Konsensus pasar yang dihimpun CNBC Indonesia dari 10 institusi memperkirakan IHK secara bulanan (month to month/mtm) diproyeksi turun atau mengalami deflasi sebesar 0,1%. Sementara secara tahunan (year on year/yoy), IHSK masih diproyeksi naik atau mengalami inflasi sebesar 1,89%.
Ini menjadi deflasi ketiga sepanjang tahun ini setelah Januari (-0,76%) dan Februari (-0,48%).
Deflasi bisa menjadi kabar buruk karena bisa mencerminkan pelemahan daya beli.

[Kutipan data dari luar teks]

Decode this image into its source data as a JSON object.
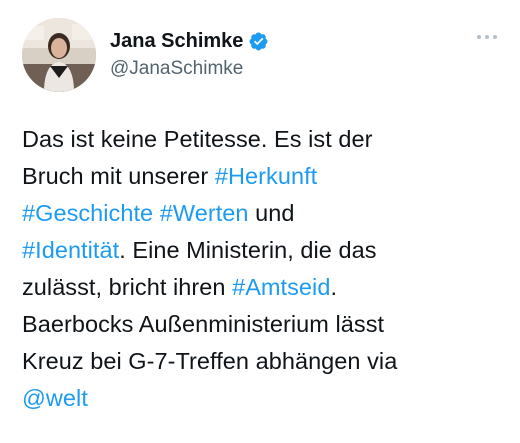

Terlebih, Indonesia sudah kerap mencatatkan deflasi pada tahun ini.
Melandainya harga barang bisa dipicu oleh melemahnya permintaan bukan lagi karena harga kembali normal atau pasokan yang mencukupi.
Namun demikian, sentimen positif datang dari investor asing setelah Bank Indonesia (BI) melaporkan data transaksi 26 - 27 Mei 2025, investor asing tercatat beli neto sebesar Rp1,50 triliun, terdiri dari beli neto Rp0,11 triliun di pasar saham dan Rp2,02 triliun di pasar SBN (Surat Berharga Negara), serta jual neto sebesar Rp0,63 triliun di Sekuritas Rupiah Bank Indonesia (SRBI).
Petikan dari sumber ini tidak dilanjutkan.